The Naturhistorisches
Museum in Vienna, which houses the Venus of Willendorf, has brought the
incident to the attention of a wider public and criticized Facebook’s reaction
to the Paleolithic artifact. A January 9 post on the museum’s Facebook page,
calling attention to the censorship of Ghianda’s image, proclaims: “Let the
Venus be naked!”
“There has never been a
complaint by visitors concerning the nakedness of the figurine and we never
heard of anybody who could have been offended by the look at this artifact,”
the museum’s director general, Christian Koeberl, said in a statement sent to
Hyperallergic. “The perfection of the representation and harmonious style make
the 29,500-year-old figure of the ‘Venus of Willendorf’ one of the most
expressive works of art from the Paleolithic Age.”
Meanwhile, the
Naturhistorisches Museum’s own Facebook posts, which also feature the Venus of
Willendorf, have never run afoul of the site’s murky nudity policies. A
spokesperson for the museum noted: “Our postings have never been
deleted/censored by Facebook. During the last few days, for example, we
published a post about our Valentine’s Day special with the Venus of
Willendorf, animal sex, etc., and it stayed on Facebook.”
Though Facebook revised its
policies in 2015 to allow “art that depicts nude figures,” images of artworks
portraying nude figures are still taken down. Two years ago, for instance, the
social network censored an image of Edvard Eriksen’s famous “Little Mermaid”

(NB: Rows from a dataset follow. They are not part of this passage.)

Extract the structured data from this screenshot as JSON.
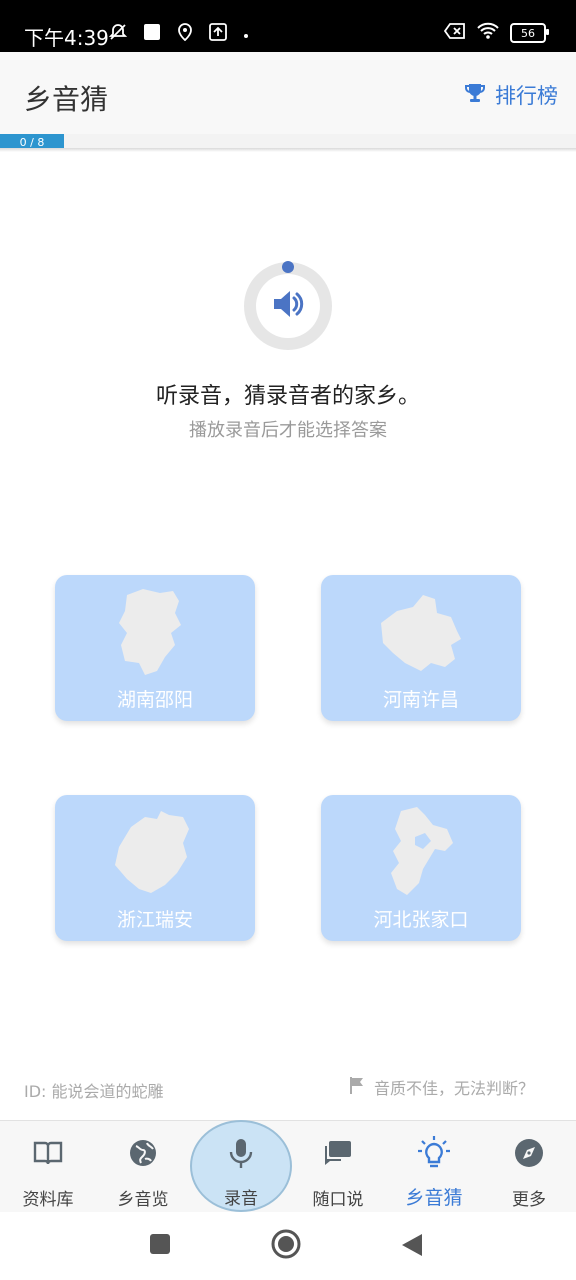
{
  "status_bar": {
    "time": "下午4:39",
    "battery": "56",
    "left_icons": [
      "mute-icon",
      "square-icon",
      "location-icon",
      "upload-icon",
      "dot-icon"
    ],
    "right_icons": [
      "x-box-icon",
      "wifi-icon",
      "battery-icon"
    ]
  },
  "header": {
    "title": "乡音猜",
    "leaderboard_label": "排行榜",
    "progress_text": "0 / 8",
    "progress_value": 0,
    "progress_total": 8
  },
  "player": {
    "prompt": "听录音，猜录音者的家乡。",
    "hint": "播放录音后才能选择答案",
    "icon": "speaker-icon"
  },
  "options": [
    {
      "label": "湖南邵阳"
    },
    {
      "label": "河南许昌"
    },
    {
      "label": "浙江瑞安"
    },
    {
      "label": "河北张家口"
    }
  ],
  "footer": {
    "id_text": "ID: 能说会道的蛇雕",
    "report_text": "音质不佳，无法判断？"
  },
  "tabs": [
    {
      "label": "资料库",
      "icon": "book-icon"
    },
    {
      "label": "乡音览",
      "icon": "globe-icon"
    },
    {
      "label": "录音",
      "icon": "mic-icon"
    },
    {
      "label": "随口说",
      "icon": "chat-icon"
    },
    {
      "label": "乡音猜",
      "icon": "lightbulb-icon",
      "active": true
    },
    {
      "label": "更多",
      "icon": "compass-icon"
    }
  ],
  "colors": {
    "accent": "#3b7bd6",
    "option_bg": "#bcd8fb",
    "progress": "#2d95cf"
  }
}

statue in Copenhagen. Facebook is currently on trial in France for similar
censorship of a 2011 post featuring Gustave Courbet’s “L’Origine du Monde”
(1866). Though that work features a fairly detailed depiction of a nude woman’s
crotch, the Venus of Willendorf is less literal and clearly stylizes the female
figure.
The small sculpture, which
measures just under four-and-a-half inches in height, was discovered near the
Austrian town of Willendorf during a 1908 excavation conducted by
Naturhistorisches Museum archaeologists. Analysis has shown that the limestone
figure was previously coated in red ochre. Researchers believe that it was
carved with flint tools more than 25,000 years ago, and consider it one of the
most recognizable depictions of a nude female figure in human history.